(Bloomberg) -- The Pentagon’s inspector general is reviewing bonuses paid to Lockheed Martin Corp. for performance on contracts to support its F-35 jets in light of questions about whether the military services are getting the spare parts they need.
The review will assess “the information used to support all incentive fees paid” and “whether that information substantiates the fee,” Bruce Anderson, a spokesman for acting Inspector General Glenn Fine, said in an email. “Depending on what we find, we could make recommendations to improve what fees are being used,” he said.
Lockheed’s production and support contracts for the F-35, the costliest U.S. weapons program, provide for incentive fees, which are paid out if performance goals are met or exceeded. The 300th aircraft was delivered this month out of the planned U.S. purchase of 2,456 F-35s.
“The audit isn’t about aircraft production. It’s about the incentive fees paid to Lockheed Martin on the F-35 sustainment,” or support, contracts, Anderson said. The amounts paid haven’t been disclosed.
The inspector general’s auditors will visit F-35 units at Eglin Air Force Base in Florida, Luke Air Force Base in Arizona, Naval Station Lemoore in California, and the Marine Corps Air Station Beaufort in South Carolina.
“Our objective is to determine whether the DoD is receiving ready-to-issue parts” and is paying fees according to plan, Theresa Hull, assistant inspector general for acquisition, wrote in a memo outlining the audit.
The Government Accountability Office and Pentagon’s director of operational testing have criticized Lockheed for tardy delivery of parts in the $406 billion acquisition program. In reports published last October and this month, the GAO highlighted the aircraft’s low reliability rates, caused in part by those delays.
The Pentagon’s F-35 Joint Program Office supports the “audit effort and will ensure they have access to the data and information needed,” spokesman Joe DellaVedova said in an email.
Carolyn Nelson, a spokeswoman for Bethesda, Maryland-based Lockheed, said in an email that “we will fully support” the Pentagon program office on “the inspector general’s effort and welcome any view they may have on further reducing costs and increasing efficiencies on the program.”
The Pentagon’s testing office said in its annual report in January that efforts to improve F-35 reliability were “stagnant,” undercut by problems such as aircraft sitting idle over the last year awaiting spare parts from the contractor.
“Parts shortages are expected to continue for several years and may worsen if DoD and the contractor are not able to fully implement” corrective actions, the GAO said in October.

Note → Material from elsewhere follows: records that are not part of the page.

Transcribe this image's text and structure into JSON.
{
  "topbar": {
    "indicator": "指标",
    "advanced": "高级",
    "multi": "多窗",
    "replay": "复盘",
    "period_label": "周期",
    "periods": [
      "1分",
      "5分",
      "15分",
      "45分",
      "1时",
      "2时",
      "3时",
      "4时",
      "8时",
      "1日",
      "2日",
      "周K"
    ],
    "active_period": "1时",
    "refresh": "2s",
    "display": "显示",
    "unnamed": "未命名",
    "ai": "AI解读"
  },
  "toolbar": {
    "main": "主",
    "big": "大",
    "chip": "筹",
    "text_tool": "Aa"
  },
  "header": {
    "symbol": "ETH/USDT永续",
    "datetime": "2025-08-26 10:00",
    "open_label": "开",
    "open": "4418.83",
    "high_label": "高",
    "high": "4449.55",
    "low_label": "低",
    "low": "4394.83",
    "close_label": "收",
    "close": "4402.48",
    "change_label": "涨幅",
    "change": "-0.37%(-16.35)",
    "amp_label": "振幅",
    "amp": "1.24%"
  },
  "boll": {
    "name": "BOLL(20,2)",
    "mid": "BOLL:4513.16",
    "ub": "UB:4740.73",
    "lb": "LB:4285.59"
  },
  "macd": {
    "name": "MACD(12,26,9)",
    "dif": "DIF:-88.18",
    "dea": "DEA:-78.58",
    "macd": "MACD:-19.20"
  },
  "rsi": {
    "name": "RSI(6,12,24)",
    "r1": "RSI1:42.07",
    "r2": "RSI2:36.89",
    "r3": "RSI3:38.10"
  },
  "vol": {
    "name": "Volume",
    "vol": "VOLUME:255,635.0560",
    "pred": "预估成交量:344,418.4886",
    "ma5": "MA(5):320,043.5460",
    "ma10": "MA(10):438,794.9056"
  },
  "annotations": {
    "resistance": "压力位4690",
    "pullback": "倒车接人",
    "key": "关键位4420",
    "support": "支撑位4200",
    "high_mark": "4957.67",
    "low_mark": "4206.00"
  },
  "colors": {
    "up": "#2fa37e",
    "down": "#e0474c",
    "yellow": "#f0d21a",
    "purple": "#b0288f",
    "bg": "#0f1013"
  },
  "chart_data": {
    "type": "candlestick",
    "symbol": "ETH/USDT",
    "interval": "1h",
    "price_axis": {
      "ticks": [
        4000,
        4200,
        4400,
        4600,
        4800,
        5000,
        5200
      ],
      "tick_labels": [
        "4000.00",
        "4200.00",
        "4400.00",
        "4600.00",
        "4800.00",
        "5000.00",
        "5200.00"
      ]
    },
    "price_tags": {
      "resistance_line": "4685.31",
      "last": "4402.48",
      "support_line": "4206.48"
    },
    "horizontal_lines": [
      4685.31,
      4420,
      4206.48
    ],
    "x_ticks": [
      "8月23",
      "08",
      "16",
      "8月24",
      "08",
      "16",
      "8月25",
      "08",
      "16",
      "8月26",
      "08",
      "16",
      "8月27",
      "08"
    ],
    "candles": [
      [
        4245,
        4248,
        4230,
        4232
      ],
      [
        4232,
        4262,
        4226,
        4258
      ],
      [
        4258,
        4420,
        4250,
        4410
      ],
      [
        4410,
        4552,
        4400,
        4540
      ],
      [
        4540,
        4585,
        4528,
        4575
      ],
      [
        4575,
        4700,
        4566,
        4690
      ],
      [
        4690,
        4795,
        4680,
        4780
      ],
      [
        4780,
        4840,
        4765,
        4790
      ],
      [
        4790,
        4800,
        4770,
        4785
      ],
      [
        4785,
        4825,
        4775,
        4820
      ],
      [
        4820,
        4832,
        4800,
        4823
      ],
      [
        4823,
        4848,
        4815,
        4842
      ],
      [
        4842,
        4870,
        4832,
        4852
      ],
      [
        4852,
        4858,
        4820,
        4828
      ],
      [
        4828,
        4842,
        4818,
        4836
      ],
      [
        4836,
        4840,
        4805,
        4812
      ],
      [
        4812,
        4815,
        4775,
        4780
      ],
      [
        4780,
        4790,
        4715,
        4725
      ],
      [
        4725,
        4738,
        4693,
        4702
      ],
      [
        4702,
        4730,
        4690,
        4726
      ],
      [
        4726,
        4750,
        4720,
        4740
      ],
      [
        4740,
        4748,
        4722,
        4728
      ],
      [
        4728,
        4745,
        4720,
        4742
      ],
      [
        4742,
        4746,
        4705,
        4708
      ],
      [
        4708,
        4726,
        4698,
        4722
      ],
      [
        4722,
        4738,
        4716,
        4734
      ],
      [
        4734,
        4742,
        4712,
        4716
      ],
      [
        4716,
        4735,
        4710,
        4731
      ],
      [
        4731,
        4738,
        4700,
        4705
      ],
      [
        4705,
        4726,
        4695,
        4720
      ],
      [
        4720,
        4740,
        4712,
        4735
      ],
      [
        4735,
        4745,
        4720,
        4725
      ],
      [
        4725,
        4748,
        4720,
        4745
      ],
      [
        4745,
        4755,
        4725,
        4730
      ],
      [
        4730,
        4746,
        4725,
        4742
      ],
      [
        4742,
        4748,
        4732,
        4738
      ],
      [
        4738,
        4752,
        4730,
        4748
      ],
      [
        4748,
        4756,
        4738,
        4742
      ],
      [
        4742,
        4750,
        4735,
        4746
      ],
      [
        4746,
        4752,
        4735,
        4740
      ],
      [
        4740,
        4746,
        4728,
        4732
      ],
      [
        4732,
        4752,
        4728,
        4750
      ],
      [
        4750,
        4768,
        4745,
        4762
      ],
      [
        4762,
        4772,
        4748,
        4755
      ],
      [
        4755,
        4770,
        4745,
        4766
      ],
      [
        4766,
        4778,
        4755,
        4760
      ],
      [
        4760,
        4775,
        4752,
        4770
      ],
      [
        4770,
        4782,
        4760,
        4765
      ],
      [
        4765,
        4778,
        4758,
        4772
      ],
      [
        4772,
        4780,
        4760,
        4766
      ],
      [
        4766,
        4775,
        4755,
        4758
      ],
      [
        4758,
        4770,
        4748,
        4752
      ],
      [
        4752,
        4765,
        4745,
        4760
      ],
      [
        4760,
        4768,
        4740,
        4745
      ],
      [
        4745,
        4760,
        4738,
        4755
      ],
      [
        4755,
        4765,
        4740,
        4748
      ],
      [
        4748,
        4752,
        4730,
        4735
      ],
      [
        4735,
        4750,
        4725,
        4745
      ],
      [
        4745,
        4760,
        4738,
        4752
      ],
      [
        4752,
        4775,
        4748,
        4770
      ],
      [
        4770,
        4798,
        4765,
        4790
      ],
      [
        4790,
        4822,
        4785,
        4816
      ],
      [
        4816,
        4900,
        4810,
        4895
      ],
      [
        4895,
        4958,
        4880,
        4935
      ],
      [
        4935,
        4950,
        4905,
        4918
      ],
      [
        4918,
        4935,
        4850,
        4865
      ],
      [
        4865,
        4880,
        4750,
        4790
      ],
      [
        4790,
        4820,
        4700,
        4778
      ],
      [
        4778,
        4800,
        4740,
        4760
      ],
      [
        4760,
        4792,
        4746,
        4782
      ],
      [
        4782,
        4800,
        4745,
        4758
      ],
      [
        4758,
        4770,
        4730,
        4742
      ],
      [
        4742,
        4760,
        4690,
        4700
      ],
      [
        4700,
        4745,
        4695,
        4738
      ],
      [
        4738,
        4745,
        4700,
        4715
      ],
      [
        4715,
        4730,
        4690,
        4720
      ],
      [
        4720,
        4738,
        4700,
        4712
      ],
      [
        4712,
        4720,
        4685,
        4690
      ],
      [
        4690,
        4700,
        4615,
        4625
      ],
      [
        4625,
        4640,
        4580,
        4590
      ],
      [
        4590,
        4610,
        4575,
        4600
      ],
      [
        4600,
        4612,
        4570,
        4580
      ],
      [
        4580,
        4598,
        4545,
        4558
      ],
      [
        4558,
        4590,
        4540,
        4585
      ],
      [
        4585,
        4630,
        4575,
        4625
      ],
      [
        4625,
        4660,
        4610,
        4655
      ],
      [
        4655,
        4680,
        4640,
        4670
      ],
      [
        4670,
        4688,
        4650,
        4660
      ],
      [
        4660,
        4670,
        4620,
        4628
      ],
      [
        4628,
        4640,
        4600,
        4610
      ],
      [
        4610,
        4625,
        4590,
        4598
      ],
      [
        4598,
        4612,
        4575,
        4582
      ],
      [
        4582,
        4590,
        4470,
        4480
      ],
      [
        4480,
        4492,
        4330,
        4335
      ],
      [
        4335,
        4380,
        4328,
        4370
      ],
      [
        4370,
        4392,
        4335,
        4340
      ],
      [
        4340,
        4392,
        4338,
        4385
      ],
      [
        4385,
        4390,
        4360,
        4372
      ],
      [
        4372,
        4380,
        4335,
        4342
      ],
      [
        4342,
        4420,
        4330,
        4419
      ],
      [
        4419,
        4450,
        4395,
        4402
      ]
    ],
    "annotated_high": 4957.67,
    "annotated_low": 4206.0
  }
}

The agency said this month that the program office “saw little improvement in reliability and maintainability over the past year.”
“If reliability targets are not met, the military services and the taxpayer will have to settle for aircraft that are less reliable, more costly, and take longer to maintain,” the GAO said.
Defense Secretary Jim Mattis told the House Armed Services Committee in April that although the F-35 “is performing well,” Lockheed “is not delivering the affordability that keeps solvency and security as our guideposts. We are working with the contractor to reduce the costs associated with purchasing and sustaining” the fighter, he said.